I saw your M-48 in Fredericksburg last weekend. Loved the build and the way you nailed the color and details...it was a dead ringer for the one in Patton!
Mr. Ford: I was going for a "just okay" project this time. The bent antenna fell off in transit and is being retrieved by the figure who isn't on the base anymore....Make sense?
Mark A.: Thanks! I'm trying to work my way through all the 1:48 projects on my workbench....
Here's my 1:48 Tamiya PzIV J build finished as a Bulgarian vehicle in the post-war years (1946). I added the Eduard zimmerit set on the hull and added my own zimmerit using Apoxie to the turret. An aftermarket main gun and muzzle brake and various bits of brass and photo etch rounded out this build. I've been working on this project for almost two years.

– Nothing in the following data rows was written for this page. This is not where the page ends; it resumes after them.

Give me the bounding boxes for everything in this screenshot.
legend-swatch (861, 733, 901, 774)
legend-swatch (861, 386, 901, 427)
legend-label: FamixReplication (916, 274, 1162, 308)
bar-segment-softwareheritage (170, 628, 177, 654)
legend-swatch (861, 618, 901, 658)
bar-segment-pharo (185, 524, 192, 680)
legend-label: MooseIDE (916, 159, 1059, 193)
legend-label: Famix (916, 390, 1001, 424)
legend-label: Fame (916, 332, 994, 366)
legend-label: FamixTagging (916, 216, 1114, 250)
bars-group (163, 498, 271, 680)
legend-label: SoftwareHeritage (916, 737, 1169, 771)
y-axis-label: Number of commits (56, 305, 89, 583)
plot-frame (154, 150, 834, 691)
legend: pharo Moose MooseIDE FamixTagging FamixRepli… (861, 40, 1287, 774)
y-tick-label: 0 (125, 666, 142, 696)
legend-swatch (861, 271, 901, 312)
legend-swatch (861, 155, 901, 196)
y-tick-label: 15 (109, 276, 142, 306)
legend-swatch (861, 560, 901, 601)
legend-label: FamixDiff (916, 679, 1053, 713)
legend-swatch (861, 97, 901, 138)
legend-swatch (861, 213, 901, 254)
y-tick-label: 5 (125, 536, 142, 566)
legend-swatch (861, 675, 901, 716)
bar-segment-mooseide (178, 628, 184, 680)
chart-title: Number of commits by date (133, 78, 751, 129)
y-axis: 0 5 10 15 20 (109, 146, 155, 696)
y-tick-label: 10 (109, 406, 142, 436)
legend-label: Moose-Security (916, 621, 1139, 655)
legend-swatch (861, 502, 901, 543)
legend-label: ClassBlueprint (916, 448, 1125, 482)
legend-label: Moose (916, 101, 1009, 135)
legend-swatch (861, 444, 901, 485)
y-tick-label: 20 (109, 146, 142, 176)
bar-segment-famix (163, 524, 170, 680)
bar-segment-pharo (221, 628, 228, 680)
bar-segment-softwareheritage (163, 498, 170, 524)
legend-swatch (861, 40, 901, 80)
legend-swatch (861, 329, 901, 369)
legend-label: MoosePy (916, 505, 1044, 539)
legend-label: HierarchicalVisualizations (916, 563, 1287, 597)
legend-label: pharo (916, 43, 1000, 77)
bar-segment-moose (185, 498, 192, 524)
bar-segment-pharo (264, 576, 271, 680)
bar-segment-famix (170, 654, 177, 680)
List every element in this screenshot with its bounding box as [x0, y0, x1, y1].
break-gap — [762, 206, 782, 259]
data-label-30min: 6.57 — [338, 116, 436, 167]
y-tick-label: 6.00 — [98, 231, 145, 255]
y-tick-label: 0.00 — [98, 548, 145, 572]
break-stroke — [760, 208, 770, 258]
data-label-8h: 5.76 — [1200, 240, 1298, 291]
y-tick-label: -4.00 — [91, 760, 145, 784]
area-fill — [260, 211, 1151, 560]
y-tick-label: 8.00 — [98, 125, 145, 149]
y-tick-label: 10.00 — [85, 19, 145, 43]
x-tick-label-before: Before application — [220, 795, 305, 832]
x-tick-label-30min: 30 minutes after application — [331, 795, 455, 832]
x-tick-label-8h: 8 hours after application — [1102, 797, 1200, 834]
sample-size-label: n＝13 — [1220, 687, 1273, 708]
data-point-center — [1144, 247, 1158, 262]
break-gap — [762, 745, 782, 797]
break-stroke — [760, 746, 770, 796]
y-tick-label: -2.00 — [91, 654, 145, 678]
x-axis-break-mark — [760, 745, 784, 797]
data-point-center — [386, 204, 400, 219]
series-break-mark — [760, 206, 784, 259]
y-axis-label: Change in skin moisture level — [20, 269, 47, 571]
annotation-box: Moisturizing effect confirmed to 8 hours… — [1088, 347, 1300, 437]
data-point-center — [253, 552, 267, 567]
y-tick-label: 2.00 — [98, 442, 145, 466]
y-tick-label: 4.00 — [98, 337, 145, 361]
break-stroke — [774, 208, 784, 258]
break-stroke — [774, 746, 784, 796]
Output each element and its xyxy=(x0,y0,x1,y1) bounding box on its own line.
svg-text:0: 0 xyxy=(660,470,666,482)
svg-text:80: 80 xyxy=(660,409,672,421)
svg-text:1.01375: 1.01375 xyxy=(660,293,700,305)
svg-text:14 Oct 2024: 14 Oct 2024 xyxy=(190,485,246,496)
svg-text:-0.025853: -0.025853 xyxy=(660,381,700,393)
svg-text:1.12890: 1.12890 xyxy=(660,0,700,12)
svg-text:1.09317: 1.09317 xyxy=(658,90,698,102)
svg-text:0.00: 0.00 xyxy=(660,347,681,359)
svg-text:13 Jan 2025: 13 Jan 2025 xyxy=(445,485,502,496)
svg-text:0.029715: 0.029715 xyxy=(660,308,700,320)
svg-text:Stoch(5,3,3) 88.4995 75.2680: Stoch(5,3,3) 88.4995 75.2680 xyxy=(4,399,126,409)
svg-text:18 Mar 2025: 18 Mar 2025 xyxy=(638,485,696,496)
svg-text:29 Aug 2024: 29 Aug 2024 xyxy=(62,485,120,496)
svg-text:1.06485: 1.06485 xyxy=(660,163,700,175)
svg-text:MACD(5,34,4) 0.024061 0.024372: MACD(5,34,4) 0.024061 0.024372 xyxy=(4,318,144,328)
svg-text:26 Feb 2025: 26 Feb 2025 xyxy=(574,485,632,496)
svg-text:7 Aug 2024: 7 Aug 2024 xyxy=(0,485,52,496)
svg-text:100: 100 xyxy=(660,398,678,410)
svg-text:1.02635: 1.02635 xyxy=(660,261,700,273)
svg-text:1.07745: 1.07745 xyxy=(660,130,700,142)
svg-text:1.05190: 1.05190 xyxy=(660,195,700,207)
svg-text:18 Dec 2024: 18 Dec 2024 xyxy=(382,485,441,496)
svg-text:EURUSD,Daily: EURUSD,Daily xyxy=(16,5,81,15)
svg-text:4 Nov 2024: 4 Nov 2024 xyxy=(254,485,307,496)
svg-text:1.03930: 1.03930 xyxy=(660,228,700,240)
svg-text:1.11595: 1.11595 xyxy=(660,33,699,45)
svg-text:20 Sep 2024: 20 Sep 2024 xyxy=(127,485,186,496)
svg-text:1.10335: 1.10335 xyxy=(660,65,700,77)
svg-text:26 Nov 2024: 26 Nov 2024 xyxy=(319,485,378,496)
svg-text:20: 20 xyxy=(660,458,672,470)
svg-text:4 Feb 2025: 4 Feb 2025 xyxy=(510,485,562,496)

Here's my finished KV-1 with a lot of extras: photo etch fender supports, a metal gun barrel, brass tubing machine guns, copper wire tow cables, headlight lens plus added wiring to headlight and horn. The kit was finished with acrylics. The whitewash effect was achieved by using the hairspray technique and applying it twice to add a bit more depth than with a single coat.
in Photos: On the Bench
Posted March 31, 2014
After all, Mark, it's how you fix misfortunes like this that will separate you from the casual builder. I'm constantly fixing things I've broken....no one knows but me. :m1helmet:
Posted March 22, 2014
Nice work, Chris!
in Tools, Tips & Techniques
How long between your last coat of Future and the application of decals? Lots of different opinions out there, wondered what you do.